By 20 August 2013 | Categories: news


After weeks of colourfully teasing an imminent tablet announcement via a series of comic strips, Wacom has finally lifted the lid on its new artist-aimed tablet offerings. These include the Cintiq Companion, a Windows 8 tablet and the Cintiq Companion Hybrid, which instead runs off Android 4.2 (Jelly Bean).

Both tablets have their similarities, with each offering a 13.3” TFT LCD display and a formidable and artist-befitting resolution of 1920 x 1080. Also onboard are Wacom’s staples found on other Cintiq and Intuos devices, such as the ExpressKeys, Rocker Ring, radial menu, support for multitouch gestures and a Pro Pen, which boasts 2048 levels of pressure sensitivity.

Fork in the road

From here though, the two new additions diverge. The Cintiq Companion is essentially a Windows 8 tablet PC in its own right, boasting a 3rd generation Intel Core processor, 8 GB of memory and Intel HD Graphics 4000, as well as compatibility with the library of traditional Windows applications, such as Photoshop, Painter and Illustrator, for example.

Additionally, this tablet will apparently be available in two flavours, one with a 256 GB solid state drive (SSD) or a higher capacity one with a 512 SSD drive.
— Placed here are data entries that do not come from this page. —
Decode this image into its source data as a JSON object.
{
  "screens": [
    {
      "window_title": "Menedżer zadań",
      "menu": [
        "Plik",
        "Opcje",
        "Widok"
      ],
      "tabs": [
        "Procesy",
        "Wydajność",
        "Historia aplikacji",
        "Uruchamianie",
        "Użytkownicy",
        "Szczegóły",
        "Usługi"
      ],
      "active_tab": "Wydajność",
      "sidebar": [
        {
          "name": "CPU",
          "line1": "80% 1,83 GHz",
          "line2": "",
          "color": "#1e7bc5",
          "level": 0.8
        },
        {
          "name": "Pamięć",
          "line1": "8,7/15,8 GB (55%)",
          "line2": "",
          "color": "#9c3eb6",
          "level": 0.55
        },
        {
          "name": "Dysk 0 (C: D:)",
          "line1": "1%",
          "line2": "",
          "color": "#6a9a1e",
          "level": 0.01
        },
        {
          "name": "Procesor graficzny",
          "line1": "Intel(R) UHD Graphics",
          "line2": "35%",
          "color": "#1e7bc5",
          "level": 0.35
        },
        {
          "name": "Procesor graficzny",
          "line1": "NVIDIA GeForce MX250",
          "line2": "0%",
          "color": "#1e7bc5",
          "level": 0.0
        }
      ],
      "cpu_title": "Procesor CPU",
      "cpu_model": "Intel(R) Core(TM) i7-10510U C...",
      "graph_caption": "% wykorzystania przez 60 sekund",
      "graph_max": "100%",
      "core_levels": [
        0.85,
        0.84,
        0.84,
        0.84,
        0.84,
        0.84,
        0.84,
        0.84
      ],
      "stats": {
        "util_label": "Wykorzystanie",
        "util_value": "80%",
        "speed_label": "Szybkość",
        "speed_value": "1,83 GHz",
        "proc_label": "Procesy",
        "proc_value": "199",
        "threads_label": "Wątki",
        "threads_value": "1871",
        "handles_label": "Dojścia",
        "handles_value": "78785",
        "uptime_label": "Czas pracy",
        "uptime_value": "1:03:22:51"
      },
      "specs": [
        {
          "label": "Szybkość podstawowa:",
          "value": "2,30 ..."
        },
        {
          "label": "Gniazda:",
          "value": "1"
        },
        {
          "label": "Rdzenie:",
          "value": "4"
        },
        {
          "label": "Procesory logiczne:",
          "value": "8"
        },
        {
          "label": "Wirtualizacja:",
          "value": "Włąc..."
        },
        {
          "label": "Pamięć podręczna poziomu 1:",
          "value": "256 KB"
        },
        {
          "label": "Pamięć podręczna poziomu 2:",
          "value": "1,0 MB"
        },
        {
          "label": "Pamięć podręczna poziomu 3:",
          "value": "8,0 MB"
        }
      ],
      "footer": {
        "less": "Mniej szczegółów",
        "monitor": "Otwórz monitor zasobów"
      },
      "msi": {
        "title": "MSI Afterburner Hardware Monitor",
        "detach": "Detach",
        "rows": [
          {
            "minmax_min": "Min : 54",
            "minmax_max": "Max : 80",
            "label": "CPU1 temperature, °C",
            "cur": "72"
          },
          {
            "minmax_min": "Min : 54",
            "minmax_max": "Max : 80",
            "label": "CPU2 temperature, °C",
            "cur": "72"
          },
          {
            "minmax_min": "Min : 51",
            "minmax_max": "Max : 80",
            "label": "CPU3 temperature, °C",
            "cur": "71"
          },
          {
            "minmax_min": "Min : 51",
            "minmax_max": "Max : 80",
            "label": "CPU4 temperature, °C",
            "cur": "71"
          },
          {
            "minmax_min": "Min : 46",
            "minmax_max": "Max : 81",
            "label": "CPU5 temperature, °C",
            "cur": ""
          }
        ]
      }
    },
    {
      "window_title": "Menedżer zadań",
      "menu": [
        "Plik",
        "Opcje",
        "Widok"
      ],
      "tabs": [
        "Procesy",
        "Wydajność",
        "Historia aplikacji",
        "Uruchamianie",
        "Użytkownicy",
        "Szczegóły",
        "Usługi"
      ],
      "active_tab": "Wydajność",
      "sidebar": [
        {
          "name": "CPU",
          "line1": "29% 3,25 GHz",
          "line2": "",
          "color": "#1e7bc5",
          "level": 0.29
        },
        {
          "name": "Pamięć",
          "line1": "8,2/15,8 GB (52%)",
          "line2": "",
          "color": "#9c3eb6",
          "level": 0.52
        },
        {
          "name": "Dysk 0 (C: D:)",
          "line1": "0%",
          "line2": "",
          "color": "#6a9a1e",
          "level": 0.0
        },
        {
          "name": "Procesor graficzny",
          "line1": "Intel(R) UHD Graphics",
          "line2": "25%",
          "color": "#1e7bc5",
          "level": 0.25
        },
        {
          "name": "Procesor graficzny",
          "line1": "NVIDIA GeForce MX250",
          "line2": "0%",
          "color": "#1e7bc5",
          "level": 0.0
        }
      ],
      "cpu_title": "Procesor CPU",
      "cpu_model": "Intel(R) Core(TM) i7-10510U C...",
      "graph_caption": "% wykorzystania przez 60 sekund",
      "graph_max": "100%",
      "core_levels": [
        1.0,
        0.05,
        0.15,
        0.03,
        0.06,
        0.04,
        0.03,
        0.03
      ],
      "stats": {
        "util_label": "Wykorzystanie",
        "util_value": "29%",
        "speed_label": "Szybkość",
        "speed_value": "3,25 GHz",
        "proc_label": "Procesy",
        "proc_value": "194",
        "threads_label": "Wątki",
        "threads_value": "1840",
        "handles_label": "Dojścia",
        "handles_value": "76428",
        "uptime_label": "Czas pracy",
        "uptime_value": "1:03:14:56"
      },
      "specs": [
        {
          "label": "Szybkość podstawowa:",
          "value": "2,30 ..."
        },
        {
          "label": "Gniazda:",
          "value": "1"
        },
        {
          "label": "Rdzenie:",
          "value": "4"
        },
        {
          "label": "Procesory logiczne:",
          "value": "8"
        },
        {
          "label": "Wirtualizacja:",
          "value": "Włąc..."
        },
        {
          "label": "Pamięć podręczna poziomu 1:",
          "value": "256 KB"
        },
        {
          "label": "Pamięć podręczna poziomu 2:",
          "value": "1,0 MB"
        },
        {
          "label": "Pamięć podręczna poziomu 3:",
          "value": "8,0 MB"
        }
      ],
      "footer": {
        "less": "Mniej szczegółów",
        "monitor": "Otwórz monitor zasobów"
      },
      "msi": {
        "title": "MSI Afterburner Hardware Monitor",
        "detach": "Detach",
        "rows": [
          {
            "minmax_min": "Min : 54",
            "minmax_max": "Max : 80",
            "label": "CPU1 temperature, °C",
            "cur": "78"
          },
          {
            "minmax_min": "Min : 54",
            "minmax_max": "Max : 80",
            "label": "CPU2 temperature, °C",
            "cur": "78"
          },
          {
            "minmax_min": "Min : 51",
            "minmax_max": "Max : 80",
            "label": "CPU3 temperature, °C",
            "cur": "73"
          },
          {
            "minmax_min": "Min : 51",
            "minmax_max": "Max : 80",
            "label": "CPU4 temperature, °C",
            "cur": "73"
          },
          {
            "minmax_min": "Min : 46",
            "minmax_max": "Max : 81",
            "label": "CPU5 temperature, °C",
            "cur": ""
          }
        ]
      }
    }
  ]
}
For those who were hoping and praying that Wacom was going to go the Android route, well, your prayers have been answered too, as the Cintiq Companion Hybrid does just that. It packs a Tegra 4 processor, and will run Android apps as well as Wacom’s own Creative Canvas. Similarly, it will also be available in two versions, one with 16 GB and another with 32 GB of storage space.

Wacom is betting that its new Cintiq Companion tablets are the devices that mobile artists have been pining for. 

Artful aspirations

Whereas the Cintiq Companion is intended as a standalone digital canvas in its own right, the Cintiq Companion Hybrid can double as one, enabling users to plug it into their PC or Apple Mac setup and using it as a drawing tablet, as with other, conventional Cintiq peripherals.

Both tablets offer Wi-Fi connectivity, although the Cintiq Companion boasts Bluetooth 4.0 whereas the Cintiq Companion Hybrid has to make do with Bluetooth 3.0. Each have a similarly adjustable and detachable stand, which offers four working angles, from flat to upright.

“The new Cintiq Companion line enables mobile creatives to carry out their jobs without compromising on the high performance required for delivering professional grade design and artistic output," commented Don Varga, professional products brand director at Wacom Americas. "This is a truly ground-breaking product line that redefines the way creative professionals work, empowering artists and designers to immerse themselves in their work without being confined to a traditional studio or office," he continued.

To the point

We have already seen a number of both Windows 8 and Android tablets, some good, others less so, some geared towards general users and others that are more niche oriented. However, Wacom’s focus on creatives and digital artists seeking to take their virtual canvas with them on the go is certainly a welcome one, and seems promising on the face of it.

While we do wonder whether 13” may be just a bit too big to make them truly portable, that is not really the nagging question. We are more interested in what kind of battery life these devices will offer (Wacom doesn’t commit to any specification as yet).

The Cintiq Companion Hybrid models are priced at $1 500 (R15 000) for the 16 GB and $1 600 (R16 000) for the 32 GB version respectively, and both are slated for release, Stateside at least, from the middle of next month.

For those eyeing the Windows 8 Cintiq Companion, the price will be a little higher and the wait just a little longer. These will command $2 000 (R20 000) for the 256 GB version and $2 500 (R25 000) for the 512 GB version, and are expected to become available in October.